A group of writers in the Pratt area meet once a month to share information and encouragement and help each other become better writers.

Members of Pratt Area Writers Society will present a program at the After Hours @ Your Library program for adults at 7 p.m. on Jan. 21. Louise Pelzl thinks the audience will be people who write or want to write and those who are just interested in the writing process.

The evening will provide a showcase for local authors and "insider" information for anyone who wants to become an author, library director Rochelle Westerhaus said. The members will talk about their writing journey and answer questions. They can sell books if they want, and will be happy to autograph copies.

There are four core members of PAWS: Pelzl and Kathryn Pritchett, both of Pratt, Donovan Harrison of Attica and Pat Taylor of Kingman. Others attend meetings occasionally, but the four of them are regulars on one Thursday night a month — they just don't know far ahead of time which Thursday it will be because of work and travel schedules.

Donovan, Pritchett and Pelzl have collaborated on "Baby Makes 3," which Pelzl described as a take-off on the life of Anna Nichole Smith, featuring murder and mayhem, motivated by millions of dollars. Unlike the real Smith story, however, it all comes out well in the end.

Pritchett has written a couple of contemporary suspense novels, "More Than a Point of Honor," and "The Judas Seat." Donovan is the author of a series of books, based on the wanderings of Chief Black Kettle.

Taylor writes a column, "Observations of a Sheriff's Patrolman," that is published in the Cunningham Courier, the Kingman Leader-Courier and other small area newspapers.

Pelzl has just sold a historical romantic fiction set in 1820s England. Getting a publisher is often harder than writing the book, she said, which is why many beginning authors self-publish or publish electronically. She has an agreement, she clarified, but not a contract yet. The publisher can change the title, change the character names and require her to make editorial changes. Once everything is to their liking, the company has a year to publish the book.

Pelzl made connections with the publishing house through her membership in Romance Writers of America. She also belongs to two writing groups in Wichita, in addition to PAWS.

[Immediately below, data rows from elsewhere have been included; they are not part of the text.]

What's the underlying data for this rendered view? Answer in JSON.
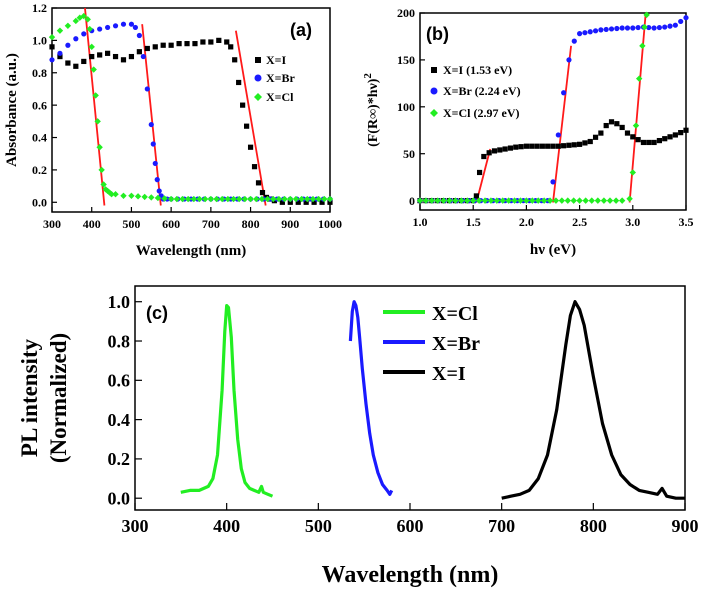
{
  "chart_data": [
    {
      "panel_label": "(a)",
      "type": "scatter",
      "xlabel": "Wavelength (nm)",
      "ylabel": "Absorbance (a.u.)",
      "xlim": [
        300,
        1000
      ],
      "ylim": [
        -0.06,
        1.2
      ],
      "xticks": [
        300,
        400,
        500,
        600,
        700,
        800,
        900,
        1000
      ],
      "yticks": [
        0.0,
        0.2,
        0.4,
        0.6,
        0.8,
        1.0,
        1.2
      ],
      "ytick_labels": [
        "0.0",
        "0.2",
        "0.4",
        "0.6",
        "0.8",
        "1.0",
        "1.2"
      ],
      "legend_position": "right",
      "series": [
        {
          "name": "X=I",
          "color": "#000000",
          "marker": "square",
          "x": [
            300,
            320,
            340,
            360,
            380,
            400,
            420,
            440,
            460,
            480,
            500,
            520,
            540,
            560,
            580,
            600,
            620,
            640,
            660,
            680,
            700,
            720,
            740,
            750,
            760,
            770,
            780,
            790,
            800,
            810,
            820,
            830,
            840,
            850,
            860,
            880,
            900,
            920,
            940,
            960,
            980,
            1000
          ],
          "y": [
            0.96,
            0.9,
            0.86,
            0.84,
            0.87,
            0.9,
            0.91,
            0.92,
            0.9,
            0.88,
            0.9,
            0.93,
            0.95,
            0.96,
            0.97,
            0.97,
            0.98,
            0.98,
            0.98,
            0.99,
            0.99,
            1.0,
            0.99,
            0.96,
            0.88,
            0.74,
            0.6,
            0.47,
            0.34,
            0.22,
            0.12,
            0.06,
            0.03,
            0.02,
            0.01,
            0.0,
            0.0,
            0.0,
            0.0,
            0.0,
            0.0,
            0.0
          ]
        },
        {
          "name": "X=Br",
          "color": "#1a1aff",
          "marker": "circle",
          "x": [
            300,
            320,
            340,
            360,
            380,
            400,
            420,
            440,
            460,
            480,
            500,
            510,
            520,
            530,
            540,
            550,
            555,
            560,
            565,
            570,
            575,
            580,
            590,
            600,
            650,
            700,
            750,
            800,
            850,
            900,
            950,
            1000
          ],
          "y": [
            0.88,
            0.92,
            0.97,
            1.01,
            1.04,
            1.06,
            1.07,
            1.08,
            1.09,
            1.1,
            1.1,
            1.08,
            1.03,
            0.9,
            0.7,
            0.48,
            0.36,
            0.24,
            0.14,
            0.07,
            0.04,
            0.02,
            0.02,
            0.02,
            0.02,
            0.02,
            0.02,
            0.02,
            0.02,
            0.02,
            0.02,
            0.02
          ]
        },
        {
          "name": "X=Cl",
          "color": "#22ee22",
          "marker": "diamond",
          "x": [
            300,
            320,
            340,
            360,
            370,
            380,
            390,
            395,
            400,
            405,
            410,
            415,
            420,
            425,
            430,
            435,
            440,
            445,
            450,
            460,
            480,
            500,
            550,
            600,
            700,
            800,
            900,
            1000
          ],
          "y": [
            1.02,
            1.06,
            1.09,
            1.12,
            1.14,
            1.15,
            1.13,
            1.07,
            0.96,
            0.82,
            0.66,
            0.5,
            0.34,
            0.2,
            0.11,
            0.08,
            0.07,
            0.06,
            0.05,
            0.05,
            0.04,
            0.04,
            0.03,
            0.02,
            0.02,
            0.02,
            0.02,
            0.02
          ]
        }
      ],
      "fit_lines": [
        {
          "x": [
            383,
            432
          ],
          "y": [
            1.2,
            -0.02
          ]
        },
        {
          "x": [
            527,
            574
          ],
          "y": [
            1.1,
            -0.02
          ]
        },
        {
          "x": [
            763,
            838
          ],
          "y": [
            1.06,
            -0.02
          ]
        }
      ]
    },
    {
      "panel_label": "(b)",
      "type": "scatter",
      "xlabel": "hν (eV)",
      "ylabel": "(F(R∞)*hν)2",
      "xlim": [
        1.0,
        3.5
      ],
      "ylim": [
        -10,
        200
      ],
      "xticks": [
        1.0,
        1.5,
        2.0,
        2.5,
        3.0,
        3.5
      ],
      "xtick_labels": [
        "1.0",
        "1.5",
        "2.0",
        "2.5",
        "3.0",
        "3.5"
      ],
      "yticks": [
        0,
        50,
        100,
        150,
        200
      ],
      "legend_position": "left",
      "series": [
        {
          "name": "X=I (1.53 eV)",
          "color": "#000000",
          "marker": "square",
          "x": [
            1.0,
            1.5,
            1.53,
            1.56,
            1.6,
            1.65,
            1.7,
            1.8,
            1.9,
            2.0,
            2.1,
            2.2,
            2.3,
            2.4,
            2.5,
            2.6,
            2.7,
            2.75,
            2.8,
            2.85,
            2.9,
            2.95,
            3.0,
            3.1,
            3.2,
            3.3,
            3.4,
            3.5
          ],
          "y": [
            0,
            0,
            5,
            30,
            47,
            51,
            53,
            55,
            57,
            58,
            58,
            58,
            58,
            59,
            60,
            63,
            72,
            80,
            84,
            82,
            78,
            72,
            68,
            62,
            62,
            66,
            70,
            75
          ]
        },
        {
          "name": "X=Br (2.24 eV)",
          "color": "#1a1aff",
          "marker": "circle",
          "x": [
            1.0,
            2.2,
            2.25,
            2.3,
            2.35,
            2.4,
            2.45,
            2.5,
            2.6,
            2.7,
            2.8,
            2.9,
            3.0,
            3.1,
            3.2,
            3.3,
            3.4,
            3.5
          ],
          "y": [
            0,
            0,
            20,
            70,
            115,
            150,
            170,
            178,
            180,
            182,
            183,
            184,
            184,
            185,
            184,
            185,
            187,
            195
          ]
        },
        {
          "name": "X=Cl (2.97 eV)",
          "color": "#22ee22",
          "marker": "diamond",
          "x": [
            1.0,
            1.5,
            2.0,
            2.5,
            2.9,
            2.97,
            3.0,
            3.03,
            3.06,
            3.09,
            3.11,
            3.13
          ],
          "y": [
            0,
            0,
            0,
            0,
            0,
            2,
            30,
            80,
            130,
            165,
            185,
            198
          ]
        }
      ],
      "fit_lines": [
        {
          "x": [
            1.53,
            1.66
          ],
          "y": [
            -2,
            55
          ]
        },
        {
          "x": [
            2.25,
            2.42
          ],
          "y": [
            -2,
            165
          ]
        },
        {
          "x": [
            2.97,
            3.12
          ],
          "y": [
            -2,
            198
          ]
        }
      ]
    },
    {
      "panel_label": "(c)",
      "type": "line",
      "xlabel": "Wavelength (nm)",
      "ylabel_line1": "PL intensity",
      "ylabel_line2": "(Normalized)",
      "xlim": [
        300,
        900
      ],
      "ylim": [
        -0.06,
        1.08
      ],
      "xticks": [
        300,
        400,
        500,
        600,
        700,
        800,
        900
      ],
      "yticks": [
        0.0,
        0.2,
        0.4,
        0.6,
        0.8,
        1.0
      ],
      "ytick_labels": [
        "0.0",
        "0.2",
        "0.4",
        "0.6",
        "0.8",
        "1.0"
      ],
      "legend_position": "top-center",
      "series": [
        {
          "name": "X=Cl",
          "color": "#22ee22",
          "x": [
            350,
            360,
            370,
            380,
            385,
            390,
            395,
            398,
            400,
            402,
            405,
            408,
            412,
            416,
            420,
            425,
            430,
            435,
            438,
            440,
            445,
            450
          ],
          "y": [
            0.03,
            0.04,
            0.04,
            0.06,
            0.1,
            0.22,
            0.55,
            0.85,
            0.98,
            0.97,
            0.82,
            0.55,
            0.3,
            0.15,
            0.08,
            0.05,
            0.04,
            0.03,
            0.06,
            0.03,
            0.02,
            0.01
          ]
        },
        {
          "name": "X=Br",
          "color": "#1a1aff",
          "x": [
            535,
            537,
            539,
            541,
            543,
            545,
            548,
            552,
            556,
            560,
            565,
            570,
            575,
            578,
            580
          ],
          "y": [
            0.8,
            0.95,
            1.0,
            0.98,
            0.92,
            0.82,
            0.66,
            0.48,
            0.33,
            0.22,
            0.13,
            0.07,
            0.04,
            0.02,
            0.04
          ]
        },
        {
          "name": "X=I",
          "color": "#000000",
          "x": [
            700,
            710,
            720,
            730,
            740,
            750,
            760,
            770,
            775,
            780,
            785,
            790,
            800,
            810,
            820,
            830,
            840,
            850,
            860,
            870,
            875,
            880,
            890,
            900
          ],
          "y": [
            0.0,
            0.01,
            0.02,
            0.04,
            0.1,
            0.22,
            0.45,
            0.78,
            0.93,
            1.0,
            0.96,
            0.88,
            0.62,
            0.38,
            0.22,
            0.12,
            0.07,
            0.04,
            0.03,
            0.02,
            0.05,
            0.01,
            0.0,
            0.0
          ]
        }
      ]
    }
  ]
}
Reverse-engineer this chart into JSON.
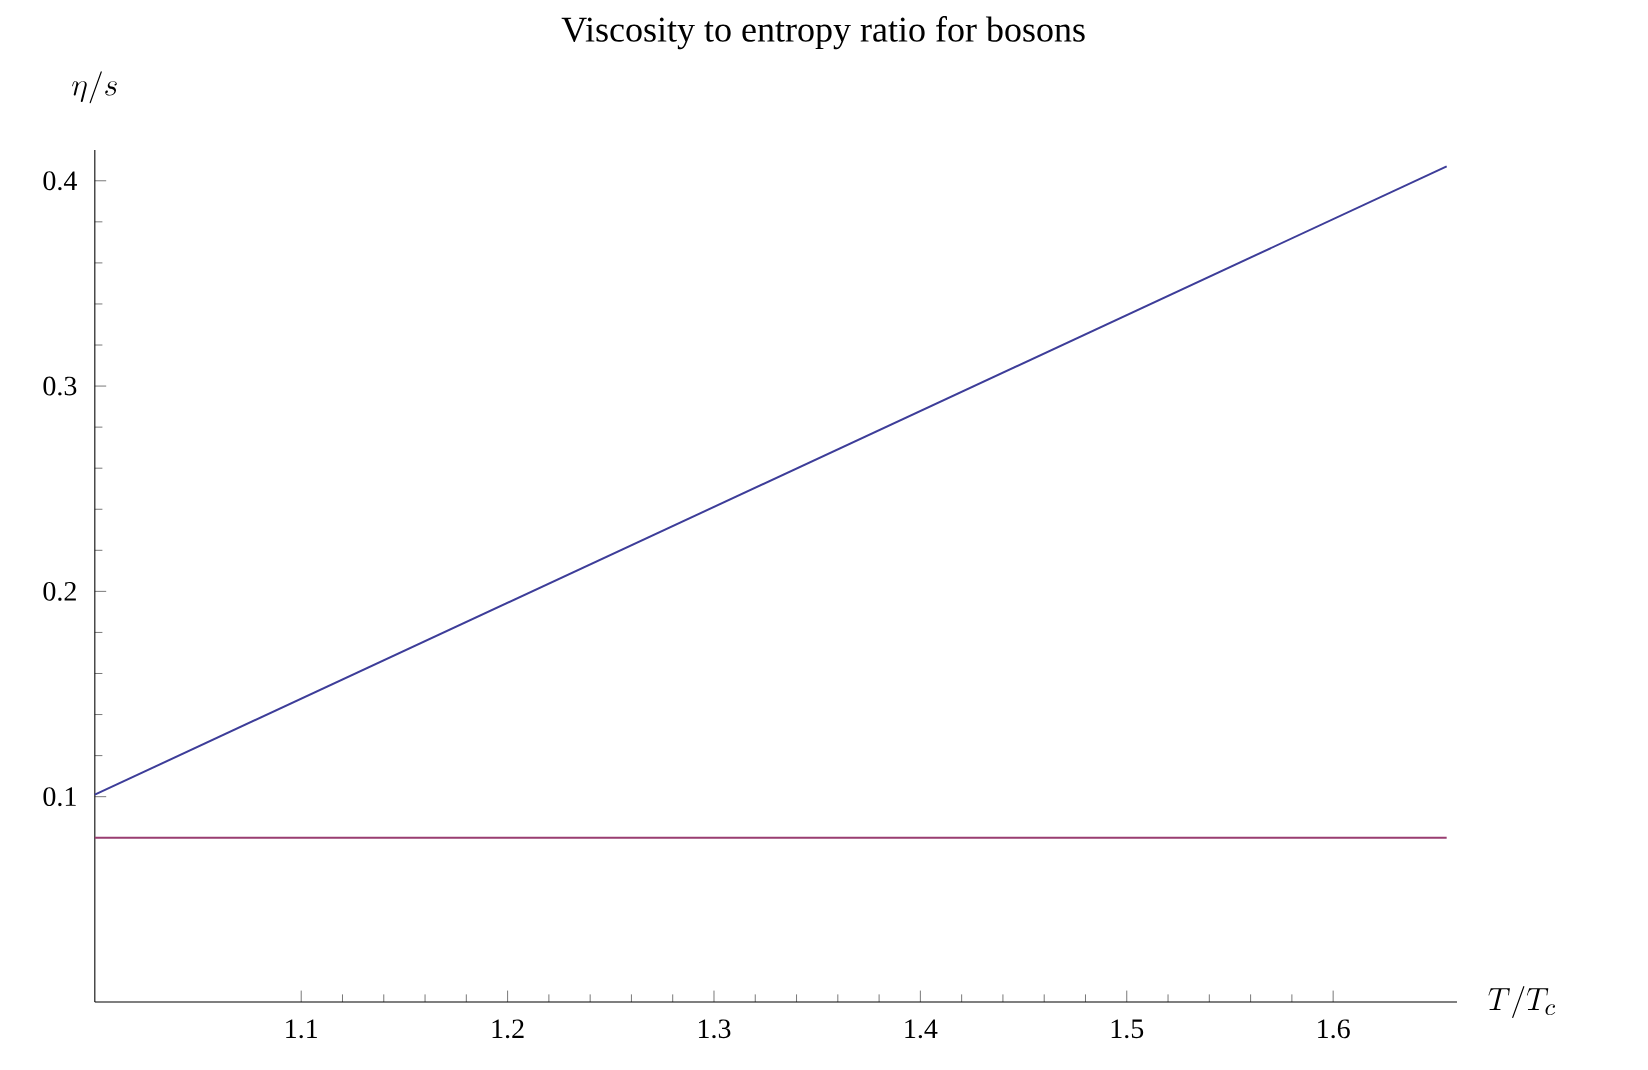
{
  "chart_data": {
    "type": "line",
    "title": "Viscosity to entropy ratio for bosons",
    "xlabel": "T/T_c",
    "ylabel": "\\eta/s",
    "x": [
      1.0,
      1.655
    ],
    "series": [
      {
        "color": "#3d3d99",
        "values": [
          0.101,
          0.407
        ]
      },
      {
        "color": "#993d71",
        "values": [
          0.08,
          0.08
        ]
      }
    ],
    "xlim": [
      1.0,
      1.66
    ],
    "ylim": [
      0,
      0.415
    ],
    "xticks": [
      1.1,
      1.2,
      1.3,
      1.4,
      1.5,
      1.6
    ],
    "yticks": [
      0.1,
      0.2,
      0.3,
      0.4
    ]
  }
}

The members have different strengths and perspectives, which benefit all. throughout the book. Pelzl described Pritchett as a grammarian. Taylor's strengths include spelling and punctuation.

He described a history class he took at Friends University, where students were required to write two 750-word book reviews.

"If you had punctuation problems, you dropped a grade point," he said. "If you had spelling problems, you dropped a grade point."

His early experience with the Wichita Police Force honed another skill — officers had to dictate their reports over the telephone, which required him to "get the outline down to a science."

He estimates he has written the newspaper column for about 24 years. His philosophy is first, "do no harm," but he said his goal is to deliver a message to wrong-doers, and sometimes that's enough to stop the wrong.

His law enforcement experiences are valuable to other writers. Reading the work of one aspiring writer, he noted that the story included information that the Highway Patrol had worked a deadly wreck. Taylor knows who else might have been there — sheriff's officers, emergency personnel and hazardous material personnel.

Somebody will catch the mistakes that writers make, Pelzl said, and the friendly group helps them avoid errors in the final copy.